Books: Apollo in Hell

FORBIDDEN COLORS by Yukio Mishima, translated from the Japanese by Alfred H. Marks. 403 pages. Knopf. $6.95.

Yukio Mishima, 43, is clearly out to become Japan's answer to Papa-san Hemingway. He lifts weights. He excels at kendo, a Japanese swordfighting sport. He makes headlines by producing, directing, and acting in films. And, of course, he writes. How he writes! Poetry, modern No plays, short stories by the score, and novels (The Sailor Who Fell from Grace with the Sea) at the rate of nearly one a year.

Paralleling Hemingway the artist as well as the public personality, he has become the leading spokesman for his own "lost generation" of the half-Westernized young. How lost is lost? Pretty desperately far out, as Mishima charts it. In Forbidden Colors, an ugly, aging novelist with a consuming hatred for women makes a devil's compact with a staggeringly handsome young homosexual named Yuichi. For a very cold cash settlement, this irresistible "Apollo molded in bronze" will exact the old man's revenge by systematically attracting and frustrating women—even to the extent of marriage.

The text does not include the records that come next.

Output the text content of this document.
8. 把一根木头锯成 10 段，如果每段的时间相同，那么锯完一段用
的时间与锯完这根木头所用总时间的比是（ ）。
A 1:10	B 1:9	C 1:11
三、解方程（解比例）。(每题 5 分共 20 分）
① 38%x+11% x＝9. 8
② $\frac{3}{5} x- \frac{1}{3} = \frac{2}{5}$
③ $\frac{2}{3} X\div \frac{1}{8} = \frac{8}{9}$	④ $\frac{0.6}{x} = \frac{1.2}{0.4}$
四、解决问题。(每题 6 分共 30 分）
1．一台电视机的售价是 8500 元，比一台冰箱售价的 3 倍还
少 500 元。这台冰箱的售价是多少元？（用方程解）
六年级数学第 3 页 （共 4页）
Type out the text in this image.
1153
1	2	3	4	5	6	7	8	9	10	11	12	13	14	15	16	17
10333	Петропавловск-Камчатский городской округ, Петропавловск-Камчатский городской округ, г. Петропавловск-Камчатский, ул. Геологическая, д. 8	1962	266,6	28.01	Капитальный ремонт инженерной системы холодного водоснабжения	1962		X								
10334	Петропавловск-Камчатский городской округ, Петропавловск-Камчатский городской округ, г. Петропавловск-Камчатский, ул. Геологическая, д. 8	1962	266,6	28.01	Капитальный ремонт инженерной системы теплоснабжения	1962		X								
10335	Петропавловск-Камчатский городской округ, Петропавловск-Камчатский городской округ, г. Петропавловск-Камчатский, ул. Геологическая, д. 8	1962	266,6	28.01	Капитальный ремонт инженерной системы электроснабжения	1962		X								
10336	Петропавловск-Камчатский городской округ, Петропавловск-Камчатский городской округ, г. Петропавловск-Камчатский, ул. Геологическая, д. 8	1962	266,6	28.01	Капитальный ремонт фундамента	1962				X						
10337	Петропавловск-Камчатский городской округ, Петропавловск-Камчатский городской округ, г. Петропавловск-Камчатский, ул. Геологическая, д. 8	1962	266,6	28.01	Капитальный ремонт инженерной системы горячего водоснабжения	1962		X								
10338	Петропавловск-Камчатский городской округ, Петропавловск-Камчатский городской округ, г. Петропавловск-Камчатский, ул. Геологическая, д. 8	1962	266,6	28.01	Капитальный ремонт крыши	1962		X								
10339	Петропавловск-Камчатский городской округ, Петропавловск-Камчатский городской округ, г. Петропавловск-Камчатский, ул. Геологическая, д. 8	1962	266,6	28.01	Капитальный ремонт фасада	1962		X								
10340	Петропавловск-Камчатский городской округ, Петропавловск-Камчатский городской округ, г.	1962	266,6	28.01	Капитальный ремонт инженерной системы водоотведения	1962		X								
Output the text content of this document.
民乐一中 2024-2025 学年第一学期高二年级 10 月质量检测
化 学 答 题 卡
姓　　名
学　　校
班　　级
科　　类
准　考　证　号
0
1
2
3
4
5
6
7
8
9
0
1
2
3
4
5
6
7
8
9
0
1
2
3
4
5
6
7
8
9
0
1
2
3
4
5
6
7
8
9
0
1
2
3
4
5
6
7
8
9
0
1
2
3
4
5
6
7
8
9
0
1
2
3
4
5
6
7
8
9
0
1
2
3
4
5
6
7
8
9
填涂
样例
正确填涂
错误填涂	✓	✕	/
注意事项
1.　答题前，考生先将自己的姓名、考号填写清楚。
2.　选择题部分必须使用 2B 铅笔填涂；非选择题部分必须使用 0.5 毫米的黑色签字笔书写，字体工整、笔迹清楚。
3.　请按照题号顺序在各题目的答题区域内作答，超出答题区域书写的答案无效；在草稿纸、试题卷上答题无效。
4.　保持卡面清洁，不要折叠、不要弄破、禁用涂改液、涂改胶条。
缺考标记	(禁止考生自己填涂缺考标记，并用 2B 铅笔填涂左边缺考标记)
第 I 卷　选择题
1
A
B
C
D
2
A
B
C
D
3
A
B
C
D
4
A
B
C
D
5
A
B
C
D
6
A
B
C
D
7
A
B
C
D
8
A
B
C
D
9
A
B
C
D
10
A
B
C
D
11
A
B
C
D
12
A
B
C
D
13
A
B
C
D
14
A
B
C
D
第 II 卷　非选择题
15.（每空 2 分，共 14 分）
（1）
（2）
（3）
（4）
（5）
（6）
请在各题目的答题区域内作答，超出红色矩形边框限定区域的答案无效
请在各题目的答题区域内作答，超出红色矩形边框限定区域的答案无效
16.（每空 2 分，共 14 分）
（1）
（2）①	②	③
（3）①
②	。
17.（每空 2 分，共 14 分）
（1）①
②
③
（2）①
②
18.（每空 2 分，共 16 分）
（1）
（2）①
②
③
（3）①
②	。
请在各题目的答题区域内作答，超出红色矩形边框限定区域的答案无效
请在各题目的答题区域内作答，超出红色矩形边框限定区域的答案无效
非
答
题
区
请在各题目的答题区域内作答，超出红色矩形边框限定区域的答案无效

Witches' Sabbath. What follows is a leisurely lover's lesson on the giving and receiving of pain that makes John Updike's Couples read like a children's bedtime story. Besides incomparable good looks, Yuichi has the aphrodisiac of complete heartlessness going for him. Other people exist only as narcissistic mirrors in whose admiring eyes he enjoys himself. The old novelist gives him speeches on "the joy of being without feeling." He hardly needs them.

Falling in love with Yuichi is like falling in love with cruelty. But Author Mishima's world is rich in nothing if not masochists, male as well as female. For while he is at it. Yuichi gives just as bad a time to his gay boy friends, who range up the scale from waiter to automobile manufacturer.

In fact, the best scenes are those set in the suffocating, sealed-off community of the homosexual—scenes as diabolic and profaning as a witches' sabbath. Here, in the gay parks and bars frequented by people in "the van of decadence," is modern hell for sure. And Yuichi—make no mistake—is Mishima's modern damned man: he who kills everybody and everything he touches by a kind of pathological indifference. He is a soul capable of being neither corrupted nor redeemed because he really wants nothing, nothing at all.

Over the Shoulders. At times, Mishima's single-pattern plot seems to glide in slow, repetitive cycles, freezing faces in glaring expressions like kabuki actors: frenzied passion, cross-eyed frustration. Still, what keeps the novel from being another existentialist dead end is the presence of the author. It is finally not the hang-ups of his characters but the questions Mishima asks about them that fascinate—including the ultimate, curiously Japanese question that his novel tests for itself: Can obsession with death, pushed to an extreme, result in some absolute awareness of life?